There is currently a global underachievement in Mathematics as students tend to view this subject as one of the most difficult. In secondary school, mathematics lessons become more and more abstract, which leads to a loss of interest and engagement among the pupils. In the project “The Art of Maths”, we develop a cross-curricular approach linking mathematics and visual arts, music, cinematography, literature, and theatre, in order to help re-contextualize math in their historical context and in its practical applications through the use of hands-on exercises.
However, many students are facing more difficulties when it comes to mathematics due to the presence of one or more Specific Learning Disorder(s). Mathematics is not only a challenge for students with dyscalculia, as it is often believed. As a matter of fact, most math problems and tasks are often presented with complex written guidelines in which students must spot the information they need to solve them. This can create additional obstacles for students with learning disorder affecting their reading and writing skills, such as dyslexia.
As we are experts on ‘Dys’ disorders, we have tried to provide some advice to create tools that will cater to all students’ specific needs, thus reaching a far larger number of underachievers in math.

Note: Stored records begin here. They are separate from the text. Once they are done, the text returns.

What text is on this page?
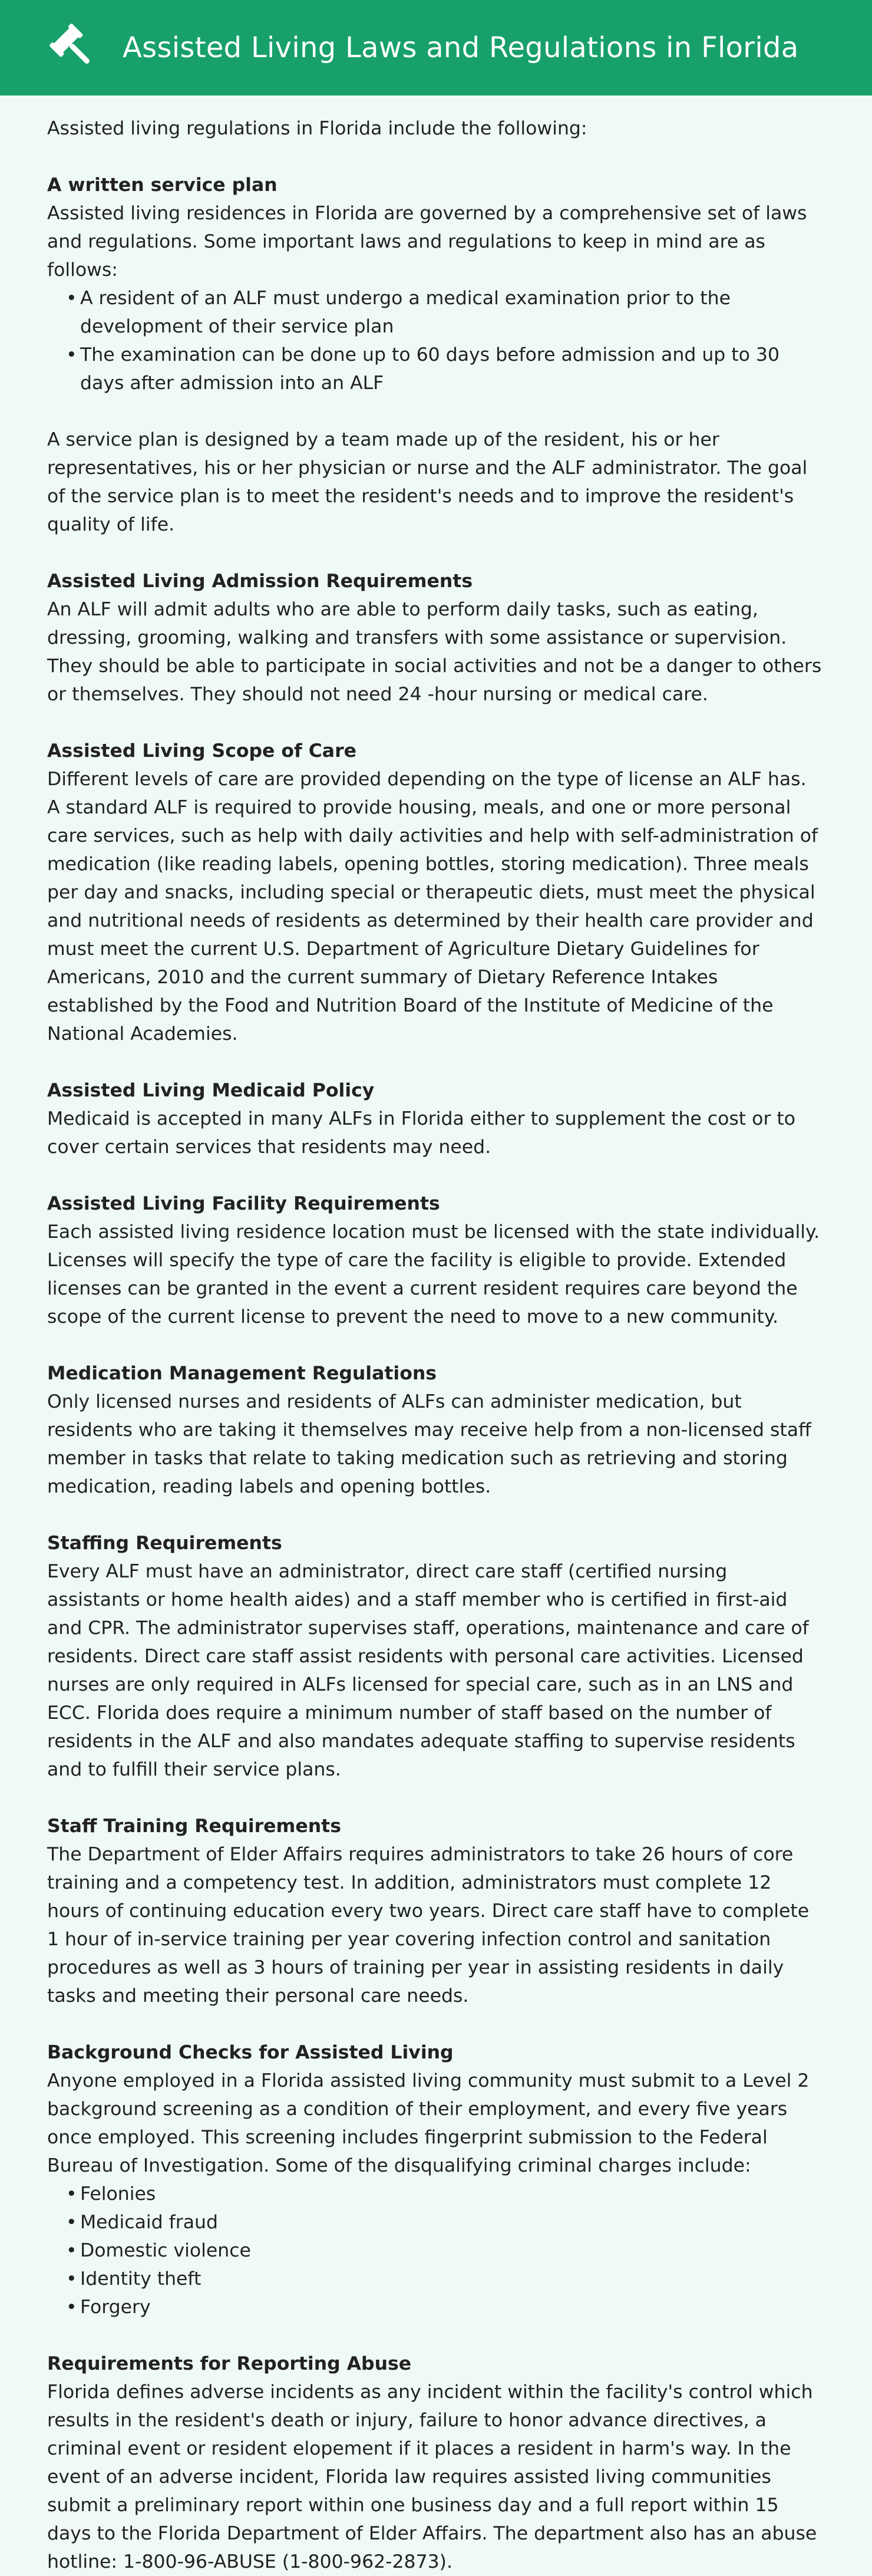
Assisted Living Laws and Regulations in Florida

Assisted living regulations in Florida include the following:

A written service plan

Assisted living residences in Florida are governed by a comprehensive set of laws and regulations. Some important laws and regulations to keep in mind are as follows:

• A resident of an ALF must undergo a medical examination prior to the development of their service plan
• The examination can be done up to 60 days before admission and up to 30 days after admission into an ALF

A service plan is designed by a team made up of the resident, his or her representatives, his or her physician or nurse and the ALF administrator. The goal of the service plan is to meet the resident's needs and to improve the resident's quality of life.

Assisted Living Admission Requirements

An ALF will admit adults who are able to perform daily tasks, such as eating, dressing, grooming, walking and transfers with some assistance or supervision. They should be able to participate in social activities and not be a danger to others or themselves. They should not need 24 -hour nursing or medical care.

Assisted Living Scope of Care

Different levels of care are provided depending on the type of license an ALF has. A standard ALF is required to provide housing, meals, and one or more personal care services, such as help with daily activities and help with self-administration of medication (like reading labels, opening bottles, storing medication). Three meals per day and snacks, including special or therapeutic diets, must meet the physical and nutritional needs of residents as determined by their health care provider and must meet the current U.S. Department of Agriculture Dietary Guidelines for Americans, 2010 and the current summary of Dietary Reference Intakes established by the Food and Nutrition Board of the Institute of Medicine of the National Academies.

Assisted Living Medicaid Policy

Medicaid is accepted in many ALFs in Florida either to supplement the cost or to cover certain services that residents may need.

Assisted Living Facility Requirements

Each assisted living residence location must be licensed with the state individually. Licenses will specify the type of care the facility is eligible to provide. Extended licenses can be granted in the event a current resident requires care beyond the scope of the current license to prevent the need to move to a new community.

Medication Management Regulations

Only licensed nurses and residents of ALFs can administer medication, but residents who are taking it themselves may receive help from a non-licensed staff member in tasks that relate to taking medication such as retrieving and storing medication, reading labels and opening bottles.

Staffing Requirements

Every ALF must have an administrator, direct care staff (certified nursing assistants or home health aides) and a staff member who is certified in first-aid and CPR. The administrator supervises staff, operations, maintenance and care of residents. Direct care staff assist residents with personal care activities. Licensed nurses are only required in ALFs licensed for special care, such as in an LNS and ECC. Florida does require a minimum number of staff based on the number of residents in the ALF and also mandates adequate staffing to supervise residents and to fulfill their service plans.

Staff Training Requirements

The Department of Elder Affairs requires administrators to take 26 hours of core training and a competency test. In addition, administrators must complete 12 hours of continuing education every two years. Direct care staff have to complete 1 hour of in-service training per year covering infection control and sanitation procedures as well as 3 hours of training per year in assisting residents in daily tasks and meeting their personal care needs.

Background Checks for Assisted Living

Anyone employed in a Florida assisted living community must submit to a Level 2 background screening as a condition of their employment, and every five years once employed. This screening includes fingerprint submission to the Federal Bureau of Investigation. Some of the disqualifying criminal charges include:

• Felonies
• Medicaid fraud
• Domestic violence
• Identity theft
• Forgery
Requirements for Reporting Abuse

Florida defines adverse incidents as any incident within the facility's control which results in the resident's death or injury, failure to honor advance directives, a criminal event or resident elopement if it places a resident in harm's way. In the event of an adverse incident, Florida law requires assisted living communities submit a preliminary report within one business day and a full report within 15 days to the Florida Department of Elder Affairs. The department also has an abuse hotline: 1-800-96-ABUSE (1-800-962-2873).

We shared some general adaptations to implement in all the created tools of the project, in order to produce inclusive tools with the aim to reach and engage all students.
Here is an infographic presenting some of the adaptations we recommend:
These minor changes in the design of the students’ worksheets can help those with ‘Dys’ disorders. Among other things, they will help students who have difficulties in reading to directly spot the information they need, students with difficulties in math to better grasp the concepts to learn by discovering them step by step, and students with fine motor skills to avoid getting lost in long texts such as guidelines and definitions.
At Logopsycom, we truly believe that implementing these minor changes, along with format adaptations recommended in other projects such as in , can help improve the overall inclusiveness of learning materials. This does not require teachers to do double work, as they apply these recommendations with all students to help them better understand and enjoy their math lessons.